Convenience has an ineluctable appeal — its own force field and magnetism. Growing up, there was almost nothing I loved more about vacations than room service. There remains something slightly rebellious about eating a meal in your robe and slippers, like playing hooky on normal dining formalities.
But as someone who has spent the last 15 years building a business growing and serving organic and sustainable food, I worry about the hidden costs of convenience.
We are at risk of trading away the slow appreciation of the sights, sounds, smells, touch and taste that should define the experience of food. We are also about to surrender any direct connection to the people who prepare our food. That empathy counts. It’s simple: When someone is looking you in the eye, you really don’t want him to cry in (or about) his soup.
Restaurants build a customer base on that familiarity with human labor, human flaws and human kindness. We learn our customers’ quirks and they learn ours. We know that Darcy Robertson likes romesco dressing on her Cobb. We know that Dr. Smith likes his to-go Salacho meat on the side so it doesn’t wilt the romaine. We know this before they tell us, although they always do.
There is a texture and a magic specific to eating houses that cannot be digitalized. A great restaurant is after a feeling — one that roots us and connects us to our memories and our physical beings and one another.

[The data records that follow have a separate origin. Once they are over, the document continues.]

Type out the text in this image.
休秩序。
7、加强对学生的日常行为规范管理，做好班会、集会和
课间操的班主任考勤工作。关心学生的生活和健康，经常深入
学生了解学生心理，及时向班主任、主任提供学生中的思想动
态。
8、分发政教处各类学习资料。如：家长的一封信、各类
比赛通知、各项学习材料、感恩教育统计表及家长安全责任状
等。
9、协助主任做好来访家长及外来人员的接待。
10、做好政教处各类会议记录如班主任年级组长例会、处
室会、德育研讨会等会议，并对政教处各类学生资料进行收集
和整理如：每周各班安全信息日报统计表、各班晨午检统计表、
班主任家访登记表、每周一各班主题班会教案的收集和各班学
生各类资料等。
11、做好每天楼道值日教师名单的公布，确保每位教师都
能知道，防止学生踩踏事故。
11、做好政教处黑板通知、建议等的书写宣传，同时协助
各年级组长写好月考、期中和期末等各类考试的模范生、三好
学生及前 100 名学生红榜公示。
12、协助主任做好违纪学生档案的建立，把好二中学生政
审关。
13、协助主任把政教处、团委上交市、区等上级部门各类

It’s also a pretty rough trade.
Busy, successful restaurants make around a 15 percent profit margin. For instance, if a restaurant signs up to be a partner with services like UberEats, they are charged 30 percent per transaction. That’s outside of the delivery fee charged through to the customer. The eating house loses its profit margin but signs on for the dubious promise of higher sales.

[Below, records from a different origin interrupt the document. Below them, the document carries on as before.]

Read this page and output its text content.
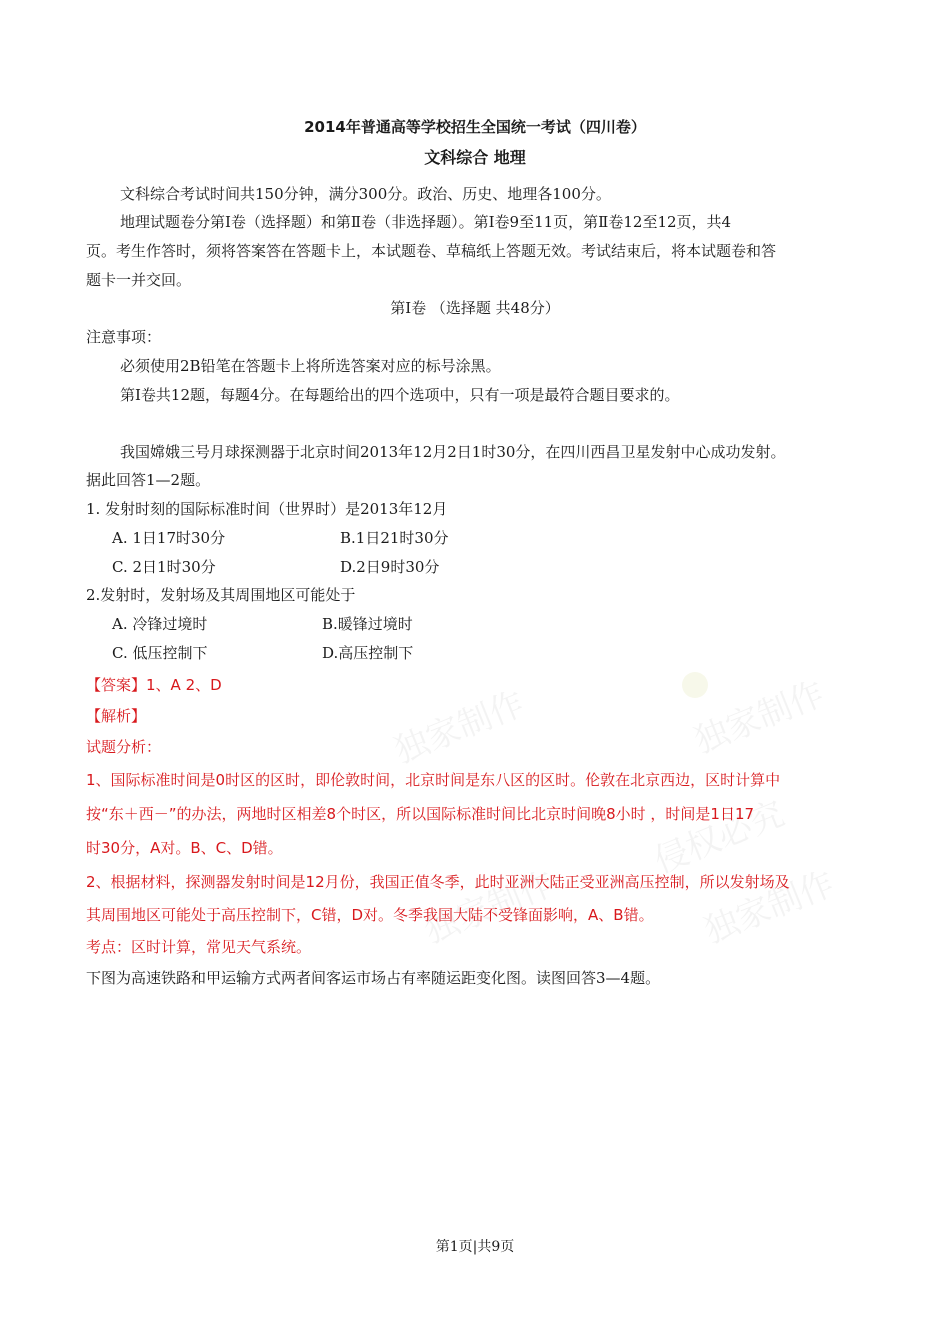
2014年普通高等学校招生全国统一考试（四川卷）
文科综合 地理
文科综合考试时间共150分钟，满分300分。政治、历史、地理各100分。
地理试题卷分第Ⅰ卷（选择题）和第Ⅱ卷（非选择题）。第Ⅰ卷9至11页，第Ⅱ卷12至12页，共4
页。考生作答时，须将答案答在答题卡上，本试题卷、草稿纸上答题无效。考试结束后，将本试题卷和答
题卡一并交回。
第Ⅰ卷 （选择题 共48分）
注意事项：
必须使用2B铅笔在答题卡上将所选答案对应的标号涂黑。
第Ⅰ卷共12题，每题4分。在每题给出的四个选项中，只有一项是最符合题目要求的。
我国嫦娥三号月球探测器于北京时间2013年12月2日1时30分，在四川西昌卫星发射中心成功发射。
据此回答1—2题。
1. 发射时刻的国际标准时间（世界时）是2013年12月
A. 1日17时30分	B.1日21时30分
C. 2日1时30分	D.2日9时30分
2.发射时，发射场及其周围地区可能处于
A. 冷锋过境时	B.暖锋过境时
C. 低压控制下	D.高压控制下
【答案】1、A 2、D
【解析】
试题分析：
1、国际标准时间是0时区的区时，即伦敦时间，北京时间是东八区的区时。伦敦在北京西边，区时计算中
按“东＋西－”的办法，两地时区相差8个时区，所以国际标准时间比北京时间晚8小时 ，时间是1日17
时30分，A对。B、C、D错。
2、根据材料，探测器发射时间是12月份，我国正值冬季，此时亚洲大陆正受亚洲高压控制，所以发射场及
其周围地区可能处于高压控制下，C错，D对。冬季我国大陆不受锋面影响，A、B错。
考点：区时计算，常见天气系统。
下图为高速铁路和甲运输方式两者间客运市场占有率随运距变化图。读图回答3—4题。
第1页|共9页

How? These networks don’t make money on delivery, just like Google doesn’t make money being a search engine. They are in the business of mining customer data; delivery is just a hypnotic carrot. They want to hit you with ads when you are hungry.

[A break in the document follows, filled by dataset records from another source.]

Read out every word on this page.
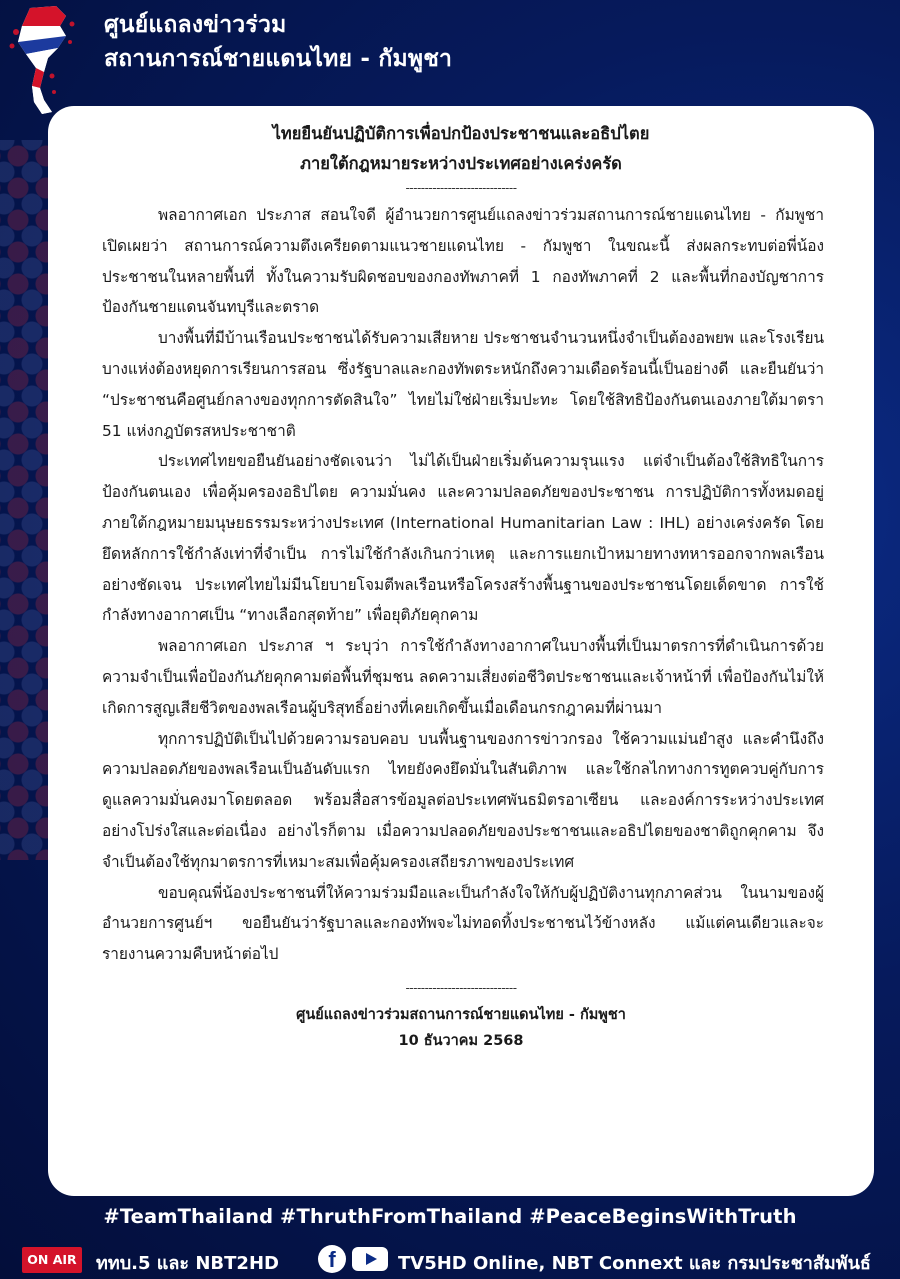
ศูนย์แถลงข่าวร่วม
สถานการณ์ชายแดนไทย - กัมพูชา
ไทยยืนยันปฏิบัติการเพื่อปกป้องประชาชนและอธิปไตย
ภายใต้กฎหมายระหว่างประเทศอย่างเคร่งครัด
-----------------------------

พลอากาศเอก ประภาส สอนใจดี ผู้อำนวยการศูนย์แถลงข่าวร่วมสถานการณ์ชายแดนไทย - กัมพูชา เปิดเผยว่า สถานการณ์ความตึงเครียดตามแนวชายแดนไทย - กัมพูชา ในขณะนี้ ส่งผลกระทบต่อพี่น้องประชาชนในหลายพื้นที่ ทั้งในความรับผิดชอบของกองทัพภาคที่ 1 กองทัพภาคที่ 2 และพื้นที่กองบัญชาการป้องกันชายแดนจันทบุรีและตราด

บางพื้นที่มีบ้านเรือนประชาชนได้รับความเสียหาย ประชาชนจำนวนหนึ่งจำเป็นต้องอพยพ และโรงเรียนบางแห่งต้องหยุดการเรียนการสอน ซึ่งรัฐบาลและกองทัพตระหนักถึงความเดือดร้อนนี้เป็นอย่างดี และยืนยันว่า “ประชาชนคือศูนย์กลางของทุกการตัดสินใจ” ไทยไม่ใช่ฝ่ายเริ่มปะทะ โดยใช้สิทธิป้องกันตนเองภายใต้มาตรา 51 แห่งกฎบัตรสหประชาชาติ

ประเทศไทยขอยืนยันอย่างชัดเจนว่า ไม่ได้เป็นฝ่ายเริ่มต้นความรุนแรง แต่จำเป็นต้องใช้สิทธิในการป้องกันตนเอง เพื่อคุ้มครองอธิปไตย ความมั่นคง และความปลอดภัยของประชาชน การปฏิบัติการทั้งหมดอยู่ภายใต้กฎหมายมนุษยธรรมระหว่างประเทศ (International Humanitarian Law : IHL) อย่างเคร่งครัด โดยยึดหลักการใช้กำลังเท่าที่จำเป็น การไม่ใช้กำลังเกินกว่าเหตุ และการแยกเป้าหมายทางทหารออกจากพลเรือนอย่างชัดเจน ประเทศไทยไม่มีนโยบายโจมตีพลเรือนหรือโครงสร้างพื้นฐานของประชาชนโดยเด็ดขาด การใช้กำลังทางอากาศเป็น “ทางเลือกสุดท้าย” เพื่อยุติภัยคุกคาม

พลอากาศเอก ประภาส ฯ ระบุว่า การใช้กำลังทางอากาศในบางพื้นที่เป็นมาตรการที่ดำเนินการด้วยความจำเป็นเพื่อป้องกันภัยคุกคามต่อพื้นที่ชุมชน ลดความเสี่ยงต่อชีวิตประชาชนและเจ้าหน้าที่ เพื่อป้องกันไม่ให้เกิดการสูญเสียชีวิตของพลเรือนผู้บริสุทธิ์อย่างที่เคยเกิดขึ้นเมื่อเดือนกรกฎาคมที่ผ่านมา

ทุกการปฏิบัติเป็นไปด้วยความรอบคอบ บนพื้นฐานของการข่าวกรอง ใช้ความแม่นยำสูง และคำนึงถึงความปลอดภัยของพลเรือนเป็นอันดับแรก ไทยยังคงยึดมั่นในสันติภาพ และใช้กลไกทางการทูตควบคู่กับการดูแลความมั่นคงมาโดยตลอด พร้อมสื่อสารข้อมูลต่อประเทศพันธมิตรอาเซียน และองค์การระหว่างประเทศอย่างโปร่งใสและต่อเนื่อง อย่างไรก็ตาม เมื่อความปลอดภัยของประชาชนและอธิปไตยของชาติถูกคุกคาม จึงจำเป็นต้องใช้ทุกมาตรการที่เหมาะสมเพื่อคุ้มครองเสถียรภาพของประเทศ

ขอบคุณพี่น้องประชาชนที่ให้ความร่วมมือและเป็นกำลังใจให้กับผู้ปฏิบัติงานทุกภาคส่วน ในนามของผู้อำนวยการศูนย์ฯ ขอยืนยันว่ารัฐบาลและกองทัพจะไม่ทอดทิ้งประชาชนไว้ข้างหลัง แม้แต่คนเดียวและจะรายงานความคืบหน้าต่อไป

-----------------------------
ศูนย์แถลงข่าวร่วมสถานการณ์ชายแดนไทย - กัมพูชา
10 ธันวาคม 2568
#TeamThailand #ThruthFromThailand #PeaceBeginsWithTruth
ON AIR ททบ.5 และ NBT2HD	f	TV5HD Online, NBT Connext และ กรมประชาสัมพันธ์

Great restaurants have always been masters of anticipating customer needs — the dropped napkin, the extra sauce, the quiet table. But we respond to these unfolding desires in the ever-changing present moment, where expectation meets unpredictability. Where people are quixotic, protean, unique; where cowboys crave tofu and yogis feel like chili.
A digital network anticipates, depressingly, what you want based upon what you have done before. There is little room for mystery or discovery and a great reward for predictability. It will be a low-margin, high-volume future of sameness. Restaurants will be pressured to fire staff and compromise on ingredients and hope their customers won’t notice because they will be hit with paid ads when their blood sugar is dipping.
Restaurants are caught in the early stages of the same dynamic that hit postwar American farms. Increasingly, farmers became addicted to the very sources of their profit erosion—synthetic fertilizers, expensive seed and dangerous chemicals. Industrial farming wreaked havoc in farming communities and compromised soil health, ecological diversity, food quality and nutrition — and yet it was decades before any widespread dissent took hold.
Wendell Berry was the voice of that resistance long before hipster restaurants — like mine — began printing his words on their staff uniforms. His essay “The Pleasures of Eating” imagines an increasingly passive future industrial eater: “They will grow, deliver, and cook your food for you and (just like your mother) beg you to eat it. That they do not yet offer to insert it, prechewed, into your mouth is only because they have found no profitable way to do so. We may rest assured that they would be glad to find such a way. The ideal industrial consumer would be strapped to a table with a tube running from the food factory directly into his or her stomach.”
It appears “they” have now found a way to make prechewing profitable: Just make it an app.
As consumers, when we choose convenience, we have to accept that we are not choosing a momentary ease, but setting a new and enduring normal. We should ask ourselves if we are willing to pony up the old one along with our dollars.